Os altos salários impediram a estada de Fred por muito tempo após o fim da parceria com a Unimed, apesar dos esforços do atleta para se adequar à nova realidade de então. O atacante passou por Atlético Mineiro e Cruzeiro entre 2016 e 2019, com relativo sucesso. Voltou às Laranjeiras em 2020 de forma apoteótica, com uma jornada de cinco dias de bicicleta entre Belo Horizonte e Rio de Janeiro.
Fred desta vez chegou a um clube em crise financeira, sem o aporte dos tempos de Unimed. Solidificou ainda mais seu papel de ídolo e líder, e não deixou de fazer seus gols.

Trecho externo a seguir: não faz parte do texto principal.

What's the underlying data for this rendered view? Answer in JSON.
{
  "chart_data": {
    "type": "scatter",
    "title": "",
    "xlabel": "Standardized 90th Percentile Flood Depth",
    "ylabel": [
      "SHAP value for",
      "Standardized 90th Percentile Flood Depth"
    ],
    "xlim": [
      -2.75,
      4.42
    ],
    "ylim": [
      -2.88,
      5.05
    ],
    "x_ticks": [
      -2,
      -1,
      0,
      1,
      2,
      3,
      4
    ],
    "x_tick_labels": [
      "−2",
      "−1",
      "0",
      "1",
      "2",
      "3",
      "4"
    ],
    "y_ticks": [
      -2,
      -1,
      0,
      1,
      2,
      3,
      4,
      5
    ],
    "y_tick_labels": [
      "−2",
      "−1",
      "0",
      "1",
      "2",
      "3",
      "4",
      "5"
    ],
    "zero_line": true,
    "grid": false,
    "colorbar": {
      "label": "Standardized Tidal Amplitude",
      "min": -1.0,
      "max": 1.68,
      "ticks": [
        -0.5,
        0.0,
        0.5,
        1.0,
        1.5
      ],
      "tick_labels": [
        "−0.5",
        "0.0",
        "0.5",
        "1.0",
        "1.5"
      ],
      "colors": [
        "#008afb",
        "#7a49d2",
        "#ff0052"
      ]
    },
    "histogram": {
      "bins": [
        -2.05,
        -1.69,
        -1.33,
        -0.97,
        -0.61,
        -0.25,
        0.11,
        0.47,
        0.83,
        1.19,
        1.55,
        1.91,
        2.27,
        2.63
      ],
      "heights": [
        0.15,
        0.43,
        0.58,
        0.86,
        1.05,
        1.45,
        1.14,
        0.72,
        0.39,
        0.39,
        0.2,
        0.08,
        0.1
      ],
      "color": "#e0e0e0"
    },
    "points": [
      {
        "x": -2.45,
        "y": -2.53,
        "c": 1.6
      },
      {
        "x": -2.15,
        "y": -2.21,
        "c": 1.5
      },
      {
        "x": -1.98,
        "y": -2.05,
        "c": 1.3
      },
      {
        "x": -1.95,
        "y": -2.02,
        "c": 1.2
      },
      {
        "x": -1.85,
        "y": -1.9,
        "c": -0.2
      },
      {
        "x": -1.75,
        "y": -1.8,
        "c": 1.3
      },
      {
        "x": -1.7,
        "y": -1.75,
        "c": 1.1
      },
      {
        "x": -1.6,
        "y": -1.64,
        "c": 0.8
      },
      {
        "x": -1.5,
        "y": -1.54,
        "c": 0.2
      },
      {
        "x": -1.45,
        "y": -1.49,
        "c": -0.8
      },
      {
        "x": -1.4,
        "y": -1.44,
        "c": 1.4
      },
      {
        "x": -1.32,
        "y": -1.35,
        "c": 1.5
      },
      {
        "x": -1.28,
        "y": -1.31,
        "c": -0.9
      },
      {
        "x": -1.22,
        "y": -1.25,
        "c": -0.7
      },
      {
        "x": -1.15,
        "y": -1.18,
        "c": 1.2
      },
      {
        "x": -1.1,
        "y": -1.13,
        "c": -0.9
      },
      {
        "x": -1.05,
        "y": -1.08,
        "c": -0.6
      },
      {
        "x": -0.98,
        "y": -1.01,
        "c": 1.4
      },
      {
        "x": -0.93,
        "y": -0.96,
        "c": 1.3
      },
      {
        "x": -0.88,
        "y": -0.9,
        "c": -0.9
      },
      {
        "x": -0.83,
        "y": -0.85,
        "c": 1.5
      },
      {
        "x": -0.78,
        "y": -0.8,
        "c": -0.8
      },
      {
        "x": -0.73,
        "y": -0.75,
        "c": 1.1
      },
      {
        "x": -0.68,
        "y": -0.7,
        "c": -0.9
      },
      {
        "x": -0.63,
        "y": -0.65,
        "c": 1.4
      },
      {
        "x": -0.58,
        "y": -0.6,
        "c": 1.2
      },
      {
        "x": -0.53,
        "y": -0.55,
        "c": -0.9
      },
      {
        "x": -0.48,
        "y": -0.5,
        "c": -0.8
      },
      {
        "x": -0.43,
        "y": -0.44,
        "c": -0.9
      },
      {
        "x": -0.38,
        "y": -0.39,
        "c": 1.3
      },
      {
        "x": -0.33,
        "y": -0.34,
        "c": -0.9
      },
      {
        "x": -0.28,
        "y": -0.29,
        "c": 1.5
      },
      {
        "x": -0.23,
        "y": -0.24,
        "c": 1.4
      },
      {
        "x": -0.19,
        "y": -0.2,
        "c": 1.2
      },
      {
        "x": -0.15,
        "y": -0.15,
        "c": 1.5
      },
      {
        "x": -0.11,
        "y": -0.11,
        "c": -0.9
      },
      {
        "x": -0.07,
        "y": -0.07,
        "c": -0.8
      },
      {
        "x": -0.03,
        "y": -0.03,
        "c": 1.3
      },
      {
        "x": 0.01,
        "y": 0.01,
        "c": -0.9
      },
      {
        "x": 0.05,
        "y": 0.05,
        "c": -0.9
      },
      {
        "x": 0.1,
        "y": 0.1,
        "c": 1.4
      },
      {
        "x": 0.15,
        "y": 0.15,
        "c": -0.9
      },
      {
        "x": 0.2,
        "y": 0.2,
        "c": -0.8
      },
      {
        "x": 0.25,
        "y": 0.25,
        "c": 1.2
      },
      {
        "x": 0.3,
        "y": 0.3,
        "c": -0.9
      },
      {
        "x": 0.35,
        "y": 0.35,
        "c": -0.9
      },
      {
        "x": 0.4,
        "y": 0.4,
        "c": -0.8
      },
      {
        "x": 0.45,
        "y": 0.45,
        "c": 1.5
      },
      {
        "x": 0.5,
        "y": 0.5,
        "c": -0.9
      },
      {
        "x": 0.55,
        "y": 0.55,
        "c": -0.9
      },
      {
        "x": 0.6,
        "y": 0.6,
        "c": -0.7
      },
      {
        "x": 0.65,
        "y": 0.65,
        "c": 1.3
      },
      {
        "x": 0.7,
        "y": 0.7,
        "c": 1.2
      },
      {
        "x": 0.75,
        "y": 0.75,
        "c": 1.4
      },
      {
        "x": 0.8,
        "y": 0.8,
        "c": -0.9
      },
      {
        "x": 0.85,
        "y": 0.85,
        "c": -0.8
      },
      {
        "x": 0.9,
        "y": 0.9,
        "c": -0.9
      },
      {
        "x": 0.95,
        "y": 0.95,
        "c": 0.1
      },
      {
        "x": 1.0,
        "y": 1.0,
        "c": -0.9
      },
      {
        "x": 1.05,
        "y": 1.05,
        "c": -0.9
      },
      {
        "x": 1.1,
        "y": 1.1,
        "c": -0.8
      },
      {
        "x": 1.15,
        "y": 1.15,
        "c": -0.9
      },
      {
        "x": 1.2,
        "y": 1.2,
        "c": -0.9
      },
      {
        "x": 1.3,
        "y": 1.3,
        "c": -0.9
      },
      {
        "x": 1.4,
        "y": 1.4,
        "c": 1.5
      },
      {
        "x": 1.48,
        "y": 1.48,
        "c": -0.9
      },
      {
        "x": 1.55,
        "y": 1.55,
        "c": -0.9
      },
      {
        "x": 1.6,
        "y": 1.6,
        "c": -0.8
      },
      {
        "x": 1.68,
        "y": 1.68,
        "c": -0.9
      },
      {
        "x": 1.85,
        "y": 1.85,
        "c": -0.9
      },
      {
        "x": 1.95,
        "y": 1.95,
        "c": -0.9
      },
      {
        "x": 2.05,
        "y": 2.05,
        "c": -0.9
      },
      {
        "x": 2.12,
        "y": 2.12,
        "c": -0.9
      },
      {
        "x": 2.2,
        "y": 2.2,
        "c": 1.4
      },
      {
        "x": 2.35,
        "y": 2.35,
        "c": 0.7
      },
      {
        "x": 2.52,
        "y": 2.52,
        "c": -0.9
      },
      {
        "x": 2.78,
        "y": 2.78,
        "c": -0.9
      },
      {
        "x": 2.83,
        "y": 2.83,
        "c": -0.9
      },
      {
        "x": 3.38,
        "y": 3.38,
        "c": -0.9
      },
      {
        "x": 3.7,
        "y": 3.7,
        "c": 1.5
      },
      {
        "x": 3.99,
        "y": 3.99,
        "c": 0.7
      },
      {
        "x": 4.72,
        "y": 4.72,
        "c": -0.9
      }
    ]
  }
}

Na temporada 2020, atrapalhada pelo Covid, foram poucos, apenas cinco. Mas mesmo longe do auge, o atacante chegou aos 20 gols em 2021.
Os gols renderam recordes e marcas importantes. Fred alcançou o posto de segundo maior goleador do Brasileirão, o maior dos pontos corridos, e o maior do Fluminense. Tornou-se no maior goleador da Copa do Brasil, segundo maior goleador brasileiro da Libertadores. Ultrapassou os 400 gols na carreira e, hoje, está a três dos 200 só pelo Fluminense (talvez nunca chegue lá).
O Carioca de 2022 pode não ter, de perto, o peso dos troféus de 2010 e 2012, e nem mesmo da reação de 2009. Mas, curiosamente, Fred nunca tinha levantado um troféu no Maracanã pelo Fluminense. A rivalidade Fla-Flu, e o momento de maior investimento do rival, apenas adicionaram ingredientes a uma conquista especial para o goleador. Um troféu para se despedir de um ídolo, que fez o clube atingir um novo patamar.